Más educación por la paz, con Edmundo de Amicis

Historia

En este medio hemos estudiado algunas aportaciones desde el campo socialista sobre la educación para la paz, especialmente a través de la enseñanza de la Historia. En este sentido, no hace mucho hablábamos de esa educación para la paz a través de un artículo que Rodolfo Llopis publicó en un especial de El Socialista, relatando, además, la experiencia del intercambio escolar en colonias veraniegas, como estaba haciendo el gobierno de la Segunda República. Pero, anteriormente, también analizamos otro aporte sobre los valores en la enseñanza de la Historia desde el socialismo español en 1915 de la mano del gran pedagogo Rafael Martínez.

 

Pues bien, ahondamos en esta cuestión y de la mano de un literato italiano, vinculado al socialismo. Estamos hablando de Edmundo de Amicis, un personaje al que también hemos prestado atención en este medio.
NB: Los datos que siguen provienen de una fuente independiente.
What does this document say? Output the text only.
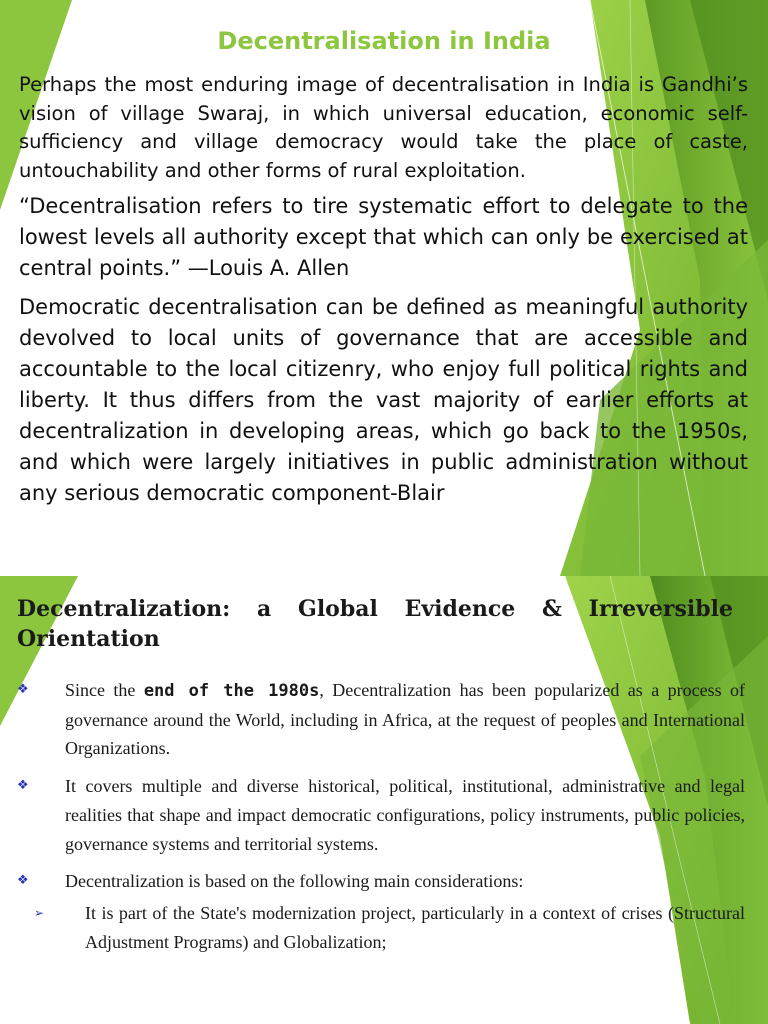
Decentralisation in India

Perhaps the most enduring image of decentralisation in India is Gandhi’s vision of village Swaraj, in which universal education, economic self-sufficiency and village democracy would take the place of caste, untouchability and other forms of rural exploitation.

“Decentralisation refers to tire systematic effort to delegate to the lowest levels all authority except that which can only be exercised at central points.” —Louis A. Allen

Democratic decentralisation can be defined as meaningful authority devolved to local units of governance that are accessible and accountable to the local citizenry, who enjoy full political rights and liberty. It thus differs from the vast majority of earlier efforts at decentralization in developing areas, which go back to the 1950s, and which were largely initiatives in public administration without any serious democratic component-Blair

Decentralization: a Global Evidence & Irreversible Orientation
❖ Since the end of the 1980s, Decentralization has been popularized as a process of governance around the World, including in Africa, at the request of peoples and International Organizations.
❖ It covers multiple and diverse historical, political, institutional, administrative and legal realities that shape and impact democratic configurations, policy instruments, public policies, governance systems and territorial systems.
❖ Decentralization is based on the following main considerations:
➢ It is part of the State's modernization project, particularly in a context of crises (Structural Adjustment Programs) and Globalization;
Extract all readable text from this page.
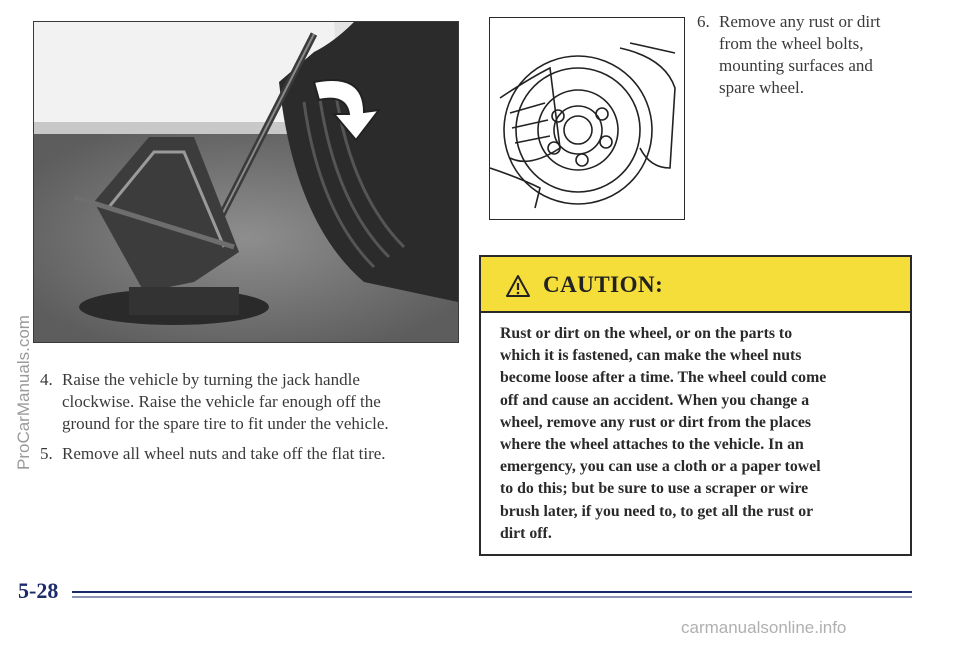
6. Remove any rust or dirt
from the wheel bolts,
mounting surfaces and
spare wheel.
4. Raise the vehicle by turning the jack handle
clockwise. Raise the vehicle far enough off the
ground for the spare tire to fit under the vehicle.
5. Remove all wheel nuts and take off the flat tire.
CAUTION:
Rust or dirt on the wheel, or on the parts to
which it is fastened, can make the wheel nuts
become loose after a time. The wheel could come
off and cause an accident. When you change a
wheel, remove any rust or dirt from the places
where the wheel attaches to the vehicle. In an
emergency, you can use a cloth or a paper towel
to do this; but be sure to use a scraper or wire
brush later, if you need to, to get all the rust or
dirt off.
5-28
ProCarManuals.com
carmanualsonline.info
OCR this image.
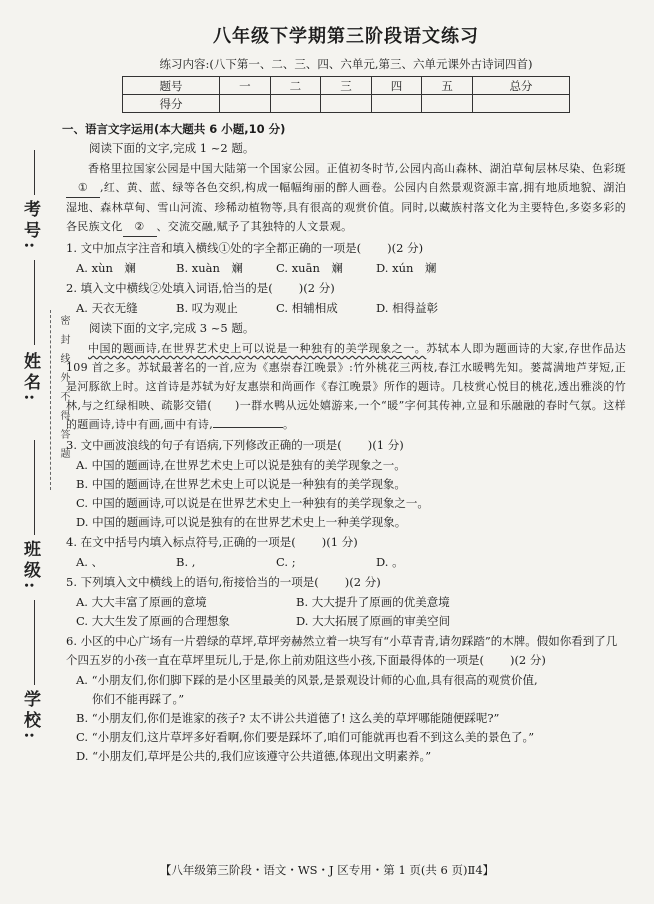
考号:
姓名:
班级:
学校:
密封线外不得答题
八年级下学期第三阶段语文练习
练习内容:(八下第一、二、三、四、六单元,第三、六单元课外古诗词四首)
题号	一	二	三	四	五	总分
得分						
一、语言文字运用(本大题共 6 小题,10 分)
阅读下面的文字,完成 1 ~2 题。

香格里拉国家公园是中国大陆第一个国家公园。正值初冬时节,公园内高山森林、湖泊草甸层林尽染、色彩斑① ,红、黄、蓝、绿等各色交织,构成一幅幅绚丽的醉人画卷。公园内自然景观资源丰富,拥有地质地貌、湖泊湿地、森林草甸、雪山河流、珍稀动植物等,具有很高的观赏价值。同时,以藏族村落文化为主要特色,多姿多彩的各民族文化 ② 、交流交融,赋予了其独特的人文景观。

1. 文中加点字注音和填入横线①处的字全都正确的一项是( )(2 分)
A. xùn　斓	B. xuàn　斓	C. xuān　斓	D. xún　斓
2. 填入文中横线②处填入词语,恰当的是( )(2 分)
A. 天衣无缝	B. 叹为观止	C. 相辅相成	D. 相得益彰
阅读下面的文字,完成 3 ~5 题。

中国的题画诗,在世界艺术史上可以说是一种独有的美学现象之一。苏轼本人即为题画诗的大家,存世作品达 109 首之多。苏轼最著名的一首,应为《惠崇春江晚景》:竹外桃花三两枝,春江水暖鸭先知。蒌蒿满地芦芽短,正是河豚欲上时。这首诗是苏轼为好友惠崇和尚画作《春江晚景》所作的题诗。几枝赏心悦目的桃花,透出雅淡的竹林,与之红绿相映、疏影交错(　　)一群水鸭从远处嬉游来,一个“暖”字何其传神,立显和乐融融的春时气氛。这样的题画诗,诗中有画,画中有诗,	。

3. 文中画波浪线的句子有语病,下列修改正确的一项是( )(1 分)
A. 中国的题画诗,在世界艺术史上可以说是独有的美学现象之一。
B. 中国的题画诗,在世界艺术史上可以说是一种独有的美学现象。
C. 中国的题画诗,可以说是在世界艺术史上一种独有的美学现象之一。
D. 中国的题画诗,可以说是独有的在世界艺术史上一种美学现象。
4. 在文中括号内填入标点符号,正确的一项是( )(1 分)
A. 、	B. ,	C. ;	D. 。
5. 下列填入文中横线上的语句,衔接恰当的一项是( )(2 分)
A. 大大丰富了原画的意境	B. 大大提升了原画的优美意境
C. 大大生发了原画的合理想象	D. 大大拓展了原画的审美空间
6. 小区的中心广场有一片碧绿的草坪,草坪旁赫然立着一块写有“小草青青,请勿踩踏”的木牌。假如你看到了几个四五岁的小孩一直在草坪里玩儿,于是,你上前劝阻这些小孩,下面最得体的一项是( )(2 分)
A. “小朋友们,你们脚下踩的是小区里最美的风景,是景观设计师的心血,具有很高的观赏价值,
你们不能再踩了。”
B. “小朋友们,你们是谁家的孩子? 太不讲公共道德了! 这么美的草坪哪能随便踩呢?”
C. “小朋友们,这片草坪多好看啊,你们要是踩坏了,咱们可能就再也看不到这么美的景色了。”
D. “小朋友们,草坪是公共的,我们应该遵守公共道德,体现出文明素养。”
【八年级第三阶段・语文・WS・J 区专用・第 1 页(共 6 页)Ⅱ4】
De Amicis tiene un texto titulado “Por la Paz”, que conocemos por su versión castellana en la revista Vida Socialista. El texto iba dedicado a los maestros.

Para el escritor italiano sería muy útil para el triunfo de la paz que se corrigiera en las escuelas, y especialmente en la enseñanza de la Historia la admiración que se hacía hacia los “grandes carniceros y los famosos verdugos”, así como la ligereza con que se acostumbraba a los alumnos a describir los “estragos más horrendos”, y por fin, acerca de la identificación de que la indiferencia hacia el derramamiento de la sangre y el valor eran la misma cosa.

Edmundo de Amicis no criticaba en sí que se admirase la valentía guerrera, pero debía ir unida al fomento del sentimiento de piedad hacia las víctimas, y la valoración del respeto a la vida humana. Es más, podía considerar que había que valorar ciertas luchas cruentas, pero esta enseñanza debía ir íntimamente ligada a mostrar el horror por esa necesidad misma. También había que enseñar la esperanza de que en el futuro todo esto no sería más que un recuerdo funesto, sin que se tuvieran que levantar estatuas de héroes sobre “pedestales de carne humana lacerada”.

Si se hiciera esto no sucedería que fuera relativamente frecuente oír a personas “civilizadas y agradables” expresar el derecho de una guerra, y sin que voces se levantasen en contra de esta afirmación, contra una palabra que era, a su juicio, la más estúpida y malvada que pudiera pronunciarse.

Debemos enmarcar este texto en la intensa época de la paz armada, en la que la guerra era un pensamiento y una realidad constante, como algo inevitable y, en principio, valorable, hasta que, al final estalló la Gran Guerra, y toda esa, digamos, frivolidad, si se nos permite, se vino abajo en muy poco tiempo ante la magnitud del horror.

Hemos trabajado con el número del 2 de junio de 1912 de Vida Socialista. Podemos consultar nuestros siguientes trabajos: “Los valores de la enseñanza de la historia desde el socialismo española en 1915, en Nueva Tribuna, (marzo de 2019), “Rodolfo Llopis o la paz por la escuela”, en El Obrero, (febrero de 2021), y “El compromiso político de Edmundo de Amicis”, en El Obrero (febrero de 2020).